The Letters Of Abelard And Heloise

The medieval European societies were noticeably characterized by Christian ideas in almost every aspect of life.

When start to read “The Letters of Abelard and Heloise”, one can feelastonished by their behaviors which seem to stand much against the social norms at that time, especially about gender issues. Indeed, because of refusals that Heloise gave Abelard, a few scholars claim that comparing to general medieval Christian perspectives on gender roles, Abelard and Heloise were revolutionaries. However, while continuing reading other letters, one can found that their opinions of male and female still largely conform to the traditional Christian views.

To begin with, Abelard consistently presented the domination of men and the submission of women in his words. It can be considered that he always required Heloise to pray or believe in God for him, and he even sort of blamed her for not listening to his complaints and sorrows instead of asking what happened to her. For example, he wrote to her to ask for “the special and proper help of her prayers”, and the reason for the letter seemed to be asking her to pray for him, as she was believed to be closer to the God as he mentioned before. Also, in letter 5, he wrote again that he “trusted the more in her power to intercede for them, hoping to obtain through her prayers what he cannot achieve by his own, especially when dangers and torments press upon him every day”. From these words, it feels that rather than for her own sake, he wanted her to believe in God simply because of his belief that she could pray to god and ask for forgiveness for him. He mentioned a lot of painfulness in his current life, and when Heloise was wondering about some happiness, he even questioned her that “is it right for her to rejoice when he is tormented by such despair of his life” and described her as a false friend who could not be with him in adversity.
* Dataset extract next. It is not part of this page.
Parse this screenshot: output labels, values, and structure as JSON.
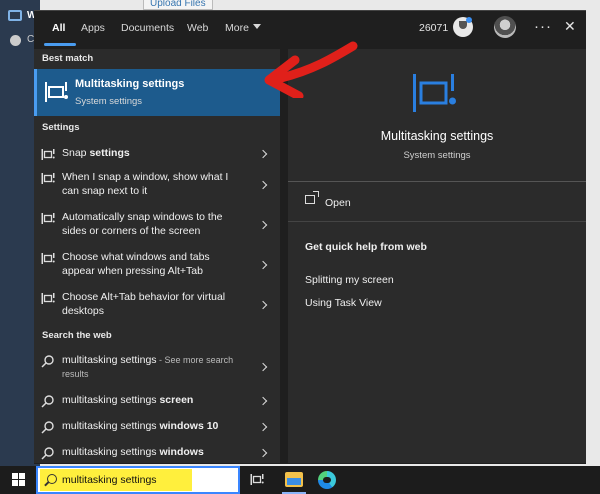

In addition, Heloise, as a girl raised in a rich family and received fine education, still agreed that women were inferior to men. For example, the reason why she refused to marry him was that “how disgraceful and deplorable it would be if he, whom nature had created for all mankind, should tie him to one woman and lower himself in this fashion”. In order to show her passionate love for him, she lowered her status, willing to be a whore, as she wrote that “she did not seek to gratify her own pleasures or desires, but only his…to her ears the name of mistress always sounded sweeter or….the name of concubine or whore. Also, she kept calling Abelard as “the only loved” though being called “dearest sister” by him, and admitted that the only reason why she believed in God was to please him, and this religious life was “he alone decided they should do”. In her letter, she revealed her love feelings expressively, “begging” him to show his love for her. When Abelard put her name first in his greetings, she even seriously pointed out that it was wrong to do so, since “in writing to inferiors, those who take precedence in rank should take precedence in the order of writing”, proofing that she considered men superior to women.

Granted, though Abelard and Heloise did not stand for gender equality, they indeed acknowledged the strength of women, and considered women as more spiritually connected with the divine God. Specifically, Abelard admitted that “it is a well-established privilege of wives to have greater power of intercession with their lords than other members of their households”. He firmly believed that it was addressed right that he wrote Heloise’s name in front of his own name, since “she became superior…. when she became his lady and were made the bride of his lord”. To some extent, he had shown respect for women as he stated that “consult the pages of the Old and New Testaments, people will find that the greatest miracles of resurrection have been displayed on or chiefly to women”. Therefore, it is reasonable to conclude that Abelard and Heloise held partly different opinions about gender issues concerning the spiritual status.

To sum up, from what have been discussed above, the gender views in “The Letters of Abelard and Heloise” is complicated, as they supported the traditional medieval gender perspectives while displaying some opposing gender concepts at the same time.